Tomahawk

A better Java API for an Apache Arrow copycat

With the JDK 16, there are two API in incubation,

jdk.incubator.foreign to manage foreign memory (aka non GC managed memory aka native memory)
jdk.incubator.vector to generate AVX (Intel / AMD) and Neon (ARM) vector instructions

As a kind of tech preview, the idea is that those APIs are enough to re-implement the low-level part of Apache Arrow which currently uses a C library for that.

WARNING !! this is NOT a drop in replacement of Apache Arrow, DO NOT USE IT for anything serious, This is just an implementation comparable to `org.apache.arrow.vector` with, I think, a better API.

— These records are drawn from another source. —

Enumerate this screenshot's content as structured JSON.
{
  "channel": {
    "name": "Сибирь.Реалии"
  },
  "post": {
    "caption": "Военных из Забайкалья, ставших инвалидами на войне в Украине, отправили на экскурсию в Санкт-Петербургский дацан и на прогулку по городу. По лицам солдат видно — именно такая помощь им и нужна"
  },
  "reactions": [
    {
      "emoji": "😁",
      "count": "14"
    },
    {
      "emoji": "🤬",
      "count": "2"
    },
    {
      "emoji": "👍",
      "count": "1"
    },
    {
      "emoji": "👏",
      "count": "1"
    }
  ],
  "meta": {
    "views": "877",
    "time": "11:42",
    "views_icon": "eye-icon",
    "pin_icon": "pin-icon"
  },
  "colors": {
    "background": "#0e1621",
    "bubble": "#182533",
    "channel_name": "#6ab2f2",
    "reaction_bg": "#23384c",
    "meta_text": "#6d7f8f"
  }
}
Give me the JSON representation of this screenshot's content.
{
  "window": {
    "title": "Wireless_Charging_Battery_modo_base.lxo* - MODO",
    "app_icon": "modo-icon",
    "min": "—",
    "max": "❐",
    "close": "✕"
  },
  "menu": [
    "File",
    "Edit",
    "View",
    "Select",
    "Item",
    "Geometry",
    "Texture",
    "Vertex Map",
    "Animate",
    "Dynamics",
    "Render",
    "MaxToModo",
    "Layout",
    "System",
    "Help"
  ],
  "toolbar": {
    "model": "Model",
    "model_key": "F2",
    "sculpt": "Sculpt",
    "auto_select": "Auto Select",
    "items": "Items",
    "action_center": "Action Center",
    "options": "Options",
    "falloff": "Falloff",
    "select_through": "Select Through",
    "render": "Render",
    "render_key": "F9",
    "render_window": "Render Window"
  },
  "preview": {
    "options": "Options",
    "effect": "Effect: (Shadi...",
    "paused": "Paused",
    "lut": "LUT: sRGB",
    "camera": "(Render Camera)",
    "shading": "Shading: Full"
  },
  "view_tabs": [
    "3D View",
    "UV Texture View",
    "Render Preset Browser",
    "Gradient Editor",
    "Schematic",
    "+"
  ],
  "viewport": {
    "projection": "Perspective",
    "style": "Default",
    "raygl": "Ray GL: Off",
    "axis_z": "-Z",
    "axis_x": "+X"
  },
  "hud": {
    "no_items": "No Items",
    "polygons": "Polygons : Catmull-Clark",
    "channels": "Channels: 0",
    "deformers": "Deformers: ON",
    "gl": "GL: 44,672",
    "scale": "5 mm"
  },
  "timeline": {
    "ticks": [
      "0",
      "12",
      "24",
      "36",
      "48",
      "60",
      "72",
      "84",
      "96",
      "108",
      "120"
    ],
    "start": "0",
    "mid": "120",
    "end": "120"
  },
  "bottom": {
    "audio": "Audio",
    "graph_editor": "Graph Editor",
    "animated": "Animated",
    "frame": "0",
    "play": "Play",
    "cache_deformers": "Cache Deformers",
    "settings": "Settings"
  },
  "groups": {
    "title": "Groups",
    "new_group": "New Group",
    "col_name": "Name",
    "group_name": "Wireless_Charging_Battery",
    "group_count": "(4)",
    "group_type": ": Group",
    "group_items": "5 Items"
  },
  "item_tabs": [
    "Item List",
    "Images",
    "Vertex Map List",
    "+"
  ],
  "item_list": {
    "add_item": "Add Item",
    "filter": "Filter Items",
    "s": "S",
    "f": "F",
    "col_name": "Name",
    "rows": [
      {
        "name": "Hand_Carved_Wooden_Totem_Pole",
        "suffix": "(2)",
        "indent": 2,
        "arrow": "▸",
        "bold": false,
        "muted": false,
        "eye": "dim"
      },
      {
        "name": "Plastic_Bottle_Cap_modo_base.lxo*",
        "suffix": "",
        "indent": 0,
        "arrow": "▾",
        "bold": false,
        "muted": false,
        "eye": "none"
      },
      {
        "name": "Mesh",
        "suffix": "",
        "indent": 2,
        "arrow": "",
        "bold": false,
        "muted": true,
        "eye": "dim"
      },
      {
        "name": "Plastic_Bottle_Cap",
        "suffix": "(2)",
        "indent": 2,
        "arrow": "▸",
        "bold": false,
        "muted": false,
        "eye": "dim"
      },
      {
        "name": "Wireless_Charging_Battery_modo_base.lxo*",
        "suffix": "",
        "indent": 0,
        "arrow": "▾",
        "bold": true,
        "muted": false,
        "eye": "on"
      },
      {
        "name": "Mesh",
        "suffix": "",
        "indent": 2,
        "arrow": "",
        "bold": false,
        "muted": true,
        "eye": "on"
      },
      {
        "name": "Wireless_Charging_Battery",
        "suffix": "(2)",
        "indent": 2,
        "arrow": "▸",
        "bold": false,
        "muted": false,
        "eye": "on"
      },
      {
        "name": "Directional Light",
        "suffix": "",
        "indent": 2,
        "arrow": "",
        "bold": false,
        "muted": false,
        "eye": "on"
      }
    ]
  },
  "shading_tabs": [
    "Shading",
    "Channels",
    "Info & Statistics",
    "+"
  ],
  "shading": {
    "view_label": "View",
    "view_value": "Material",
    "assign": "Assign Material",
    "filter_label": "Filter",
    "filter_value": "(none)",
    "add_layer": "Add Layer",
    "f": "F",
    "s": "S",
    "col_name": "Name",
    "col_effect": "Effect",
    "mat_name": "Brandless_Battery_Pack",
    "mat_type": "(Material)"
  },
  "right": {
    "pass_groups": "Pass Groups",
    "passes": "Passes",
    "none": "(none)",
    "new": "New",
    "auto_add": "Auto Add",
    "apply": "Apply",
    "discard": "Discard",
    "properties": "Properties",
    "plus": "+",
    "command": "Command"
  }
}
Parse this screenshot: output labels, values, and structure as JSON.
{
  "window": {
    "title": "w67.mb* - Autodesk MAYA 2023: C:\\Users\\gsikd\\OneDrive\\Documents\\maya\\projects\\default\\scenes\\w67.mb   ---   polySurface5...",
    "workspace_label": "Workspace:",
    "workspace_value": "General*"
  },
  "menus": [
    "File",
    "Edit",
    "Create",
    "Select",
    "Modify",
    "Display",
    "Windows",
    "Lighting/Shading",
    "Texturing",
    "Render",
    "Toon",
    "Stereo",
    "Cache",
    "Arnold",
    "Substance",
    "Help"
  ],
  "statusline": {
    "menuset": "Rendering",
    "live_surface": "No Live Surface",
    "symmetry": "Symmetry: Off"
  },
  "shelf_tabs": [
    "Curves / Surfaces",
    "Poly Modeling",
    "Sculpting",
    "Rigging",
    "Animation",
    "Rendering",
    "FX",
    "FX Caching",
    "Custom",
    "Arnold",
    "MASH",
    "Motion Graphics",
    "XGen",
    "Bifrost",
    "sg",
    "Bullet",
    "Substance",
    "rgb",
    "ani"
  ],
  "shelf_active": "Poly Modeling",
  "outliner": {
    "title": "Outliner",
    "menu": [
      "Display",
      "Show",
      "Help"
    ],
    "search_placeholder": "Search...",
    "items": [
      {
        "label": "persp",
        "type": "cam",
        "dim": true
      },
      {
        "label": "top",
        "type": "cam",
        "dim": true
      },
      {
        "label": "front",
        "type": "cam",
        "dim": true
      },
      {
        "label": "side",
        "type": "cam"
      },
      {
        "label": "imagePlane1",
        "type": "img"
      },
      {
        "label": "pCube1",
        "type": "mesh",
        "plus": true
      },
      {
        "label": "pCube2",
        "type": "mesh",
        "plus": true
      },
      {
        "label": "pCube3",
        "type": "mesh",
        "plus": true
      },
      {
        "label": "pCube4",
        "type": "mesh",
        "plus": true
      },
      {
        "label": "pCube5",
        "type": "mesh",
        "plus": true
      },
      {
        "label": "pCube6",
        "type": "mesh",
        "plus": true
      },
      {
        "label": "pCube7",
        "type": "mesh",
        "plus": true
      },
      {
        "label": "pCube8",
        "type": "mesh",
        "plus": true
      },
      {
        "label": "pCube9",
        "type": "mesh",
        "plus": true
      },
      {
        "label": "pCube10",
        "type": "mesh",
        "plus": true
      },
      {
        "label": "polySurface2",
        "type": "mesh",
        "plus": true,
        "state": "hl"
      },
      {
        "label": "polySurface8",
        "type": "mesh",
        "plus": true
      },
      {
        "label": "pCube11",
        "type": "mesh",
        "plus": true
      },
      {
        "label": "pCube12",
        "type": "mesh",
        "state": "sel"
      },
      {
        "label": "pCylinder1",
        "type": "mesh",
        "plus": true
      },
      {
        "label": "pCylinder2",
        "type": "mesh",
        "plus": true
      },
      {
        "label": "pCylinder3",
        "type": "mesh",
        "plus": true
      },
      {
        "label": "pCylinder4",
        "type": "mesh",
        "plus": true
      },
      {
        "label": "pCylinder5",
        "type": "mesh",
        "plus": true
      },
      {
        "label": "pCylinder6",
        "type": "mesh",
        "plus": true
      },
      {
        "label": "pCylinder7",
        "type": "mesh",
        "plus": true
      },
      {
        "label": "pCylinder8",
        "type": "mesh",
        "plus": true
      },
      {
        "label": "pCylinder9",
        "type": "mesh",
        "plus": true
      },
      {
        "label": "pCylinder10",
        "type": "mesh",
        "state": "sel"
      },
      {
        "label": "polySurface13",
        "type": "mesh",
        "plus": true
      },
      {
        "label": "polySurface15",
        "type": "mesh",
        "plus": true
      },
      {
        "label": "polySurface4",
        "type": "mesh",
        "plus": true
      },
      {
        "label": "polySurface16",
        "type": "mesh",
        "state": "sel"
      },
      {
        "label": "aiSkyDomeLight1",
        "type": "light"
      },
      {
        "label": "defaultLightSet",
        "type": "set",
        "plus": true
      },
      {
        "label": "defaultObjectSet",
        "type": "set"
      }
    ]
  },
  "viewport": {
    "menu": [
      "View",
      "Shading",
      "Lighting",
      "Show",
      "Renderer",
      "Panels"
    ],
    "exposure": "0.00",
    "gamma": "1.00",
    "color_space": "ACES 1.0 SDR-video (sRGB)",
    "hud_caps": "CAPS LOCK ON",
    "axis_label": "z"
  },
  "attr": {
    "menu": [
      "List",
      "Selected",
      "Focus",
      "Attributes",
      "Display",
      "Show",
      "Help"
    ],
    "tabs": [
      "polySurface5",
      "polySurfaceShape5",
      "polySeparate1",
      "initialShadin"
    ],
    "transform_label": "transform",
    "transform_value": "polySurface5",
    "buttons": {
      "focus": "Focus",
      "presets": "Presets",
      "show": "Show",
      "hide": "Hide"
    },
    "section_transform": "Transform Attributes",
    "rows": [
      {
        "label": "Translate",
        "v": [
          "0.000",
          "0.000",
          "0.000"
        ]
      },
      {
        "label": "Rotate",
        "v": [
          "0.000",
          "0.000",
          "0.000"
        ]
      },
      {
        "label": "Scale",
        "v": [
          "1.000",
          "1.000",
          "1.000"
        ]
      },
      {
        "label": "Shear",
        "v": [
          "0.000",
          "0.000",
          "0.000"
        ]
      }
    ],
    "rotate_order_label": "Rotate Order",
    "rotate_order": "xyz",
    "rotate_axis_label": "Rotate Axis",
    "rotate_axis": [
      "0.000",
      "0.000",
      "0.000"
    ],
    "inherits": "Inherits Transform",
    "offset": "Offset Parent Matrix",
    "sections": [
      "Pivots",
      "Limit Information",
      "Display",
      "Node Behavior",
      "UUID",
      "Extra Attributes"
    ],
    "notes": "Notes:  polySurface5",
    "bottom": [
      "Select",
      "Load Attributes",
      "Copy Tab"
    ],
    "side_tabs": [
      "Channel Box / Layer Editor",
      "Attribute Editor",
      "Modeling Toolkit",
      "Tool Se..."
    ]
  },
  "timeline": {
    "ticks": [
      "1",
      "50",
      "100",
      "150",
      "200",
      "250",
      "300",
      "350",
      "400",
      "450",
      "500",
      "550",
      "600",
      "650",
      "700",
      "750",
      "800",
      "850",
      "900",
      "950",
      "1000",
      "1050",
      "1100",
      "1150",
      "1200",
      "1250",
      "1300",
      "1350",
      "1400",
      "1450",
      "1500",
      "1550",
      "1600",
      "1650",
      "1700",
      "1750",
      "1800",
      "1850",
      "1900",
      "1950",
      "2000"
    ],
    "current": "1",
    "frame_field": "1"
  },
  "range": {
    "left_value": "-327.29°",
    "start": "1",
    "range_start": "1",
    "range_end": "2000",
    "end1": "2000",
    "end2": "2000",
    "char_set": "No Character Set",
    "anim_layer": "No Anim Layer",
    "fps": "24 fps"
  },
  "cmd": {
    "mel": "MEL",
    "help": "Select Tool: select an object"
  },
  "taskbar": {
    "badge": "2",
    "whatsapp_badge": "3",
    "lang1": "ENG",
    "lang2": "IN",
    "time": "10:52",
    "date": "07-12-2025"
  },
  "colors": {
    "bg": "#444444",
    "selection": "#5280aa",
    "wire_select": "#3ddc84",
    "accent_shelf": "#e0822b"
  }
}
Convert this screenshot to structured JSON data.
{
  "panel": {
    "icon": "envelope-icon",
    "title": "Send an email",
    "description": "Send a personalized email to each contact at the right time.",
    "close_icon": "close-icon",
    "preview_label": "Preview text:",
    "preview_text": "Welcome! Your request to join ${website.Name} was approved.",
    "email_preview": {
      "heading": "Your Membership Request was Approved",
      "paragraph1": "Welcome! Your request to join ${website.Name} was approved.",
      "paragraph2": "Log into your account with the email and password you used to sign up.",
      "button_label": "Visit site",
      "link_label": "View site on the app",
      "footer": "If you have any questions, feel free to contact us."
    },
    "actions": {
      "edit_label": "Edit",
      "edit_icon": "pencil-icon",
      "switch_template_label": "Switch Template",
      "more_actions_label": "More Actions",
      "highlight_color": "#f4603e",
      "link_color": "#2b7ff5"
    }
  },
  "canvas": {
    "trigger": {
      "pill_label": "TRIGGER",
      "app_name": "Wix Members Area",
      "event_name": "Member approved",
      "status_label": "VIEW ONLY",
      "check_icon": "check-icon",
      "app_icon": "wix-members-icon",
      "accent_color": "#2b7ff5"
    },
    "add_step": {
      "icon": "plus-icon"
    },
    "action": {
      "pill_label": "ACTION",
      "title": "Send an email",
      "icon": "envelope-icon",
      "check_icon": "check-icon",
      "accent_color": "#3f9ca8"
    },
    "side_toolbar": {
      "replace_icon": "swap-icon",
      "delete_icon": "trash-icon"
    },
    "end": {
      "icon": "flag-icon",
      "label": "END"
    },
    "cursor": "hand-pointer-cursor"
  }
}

This API is composed of two packages

com.github.forax.tomahawk.vec that contains implementation for columnar data aka Vec A Vec is a fixed sized mutable array of values
- there are primitive Vec, U8Vec for 8 bits values, U16Vec for 16 bits values, U32Vec for 32 bis values and U64Vec for 64 bits values.
- there is a ListVec, conceptually an array of array of values, stored into two Vecs, an array of offsets and an array of values (the offsets indicates the start and the end of each lists).
- there is a StructVec, conceptually an array of struct but stored as a struct of array (a struct of Vec)
Unlike the vectors of Apache Arrow that can grow, a Vec can not grow but each Vec has its corresponding builder that can append values into a file that will be mapped as a Vec. A Vec only specify the storage (8 bits to 64 bits) which means that the U32Vec has method to load and store both int and float.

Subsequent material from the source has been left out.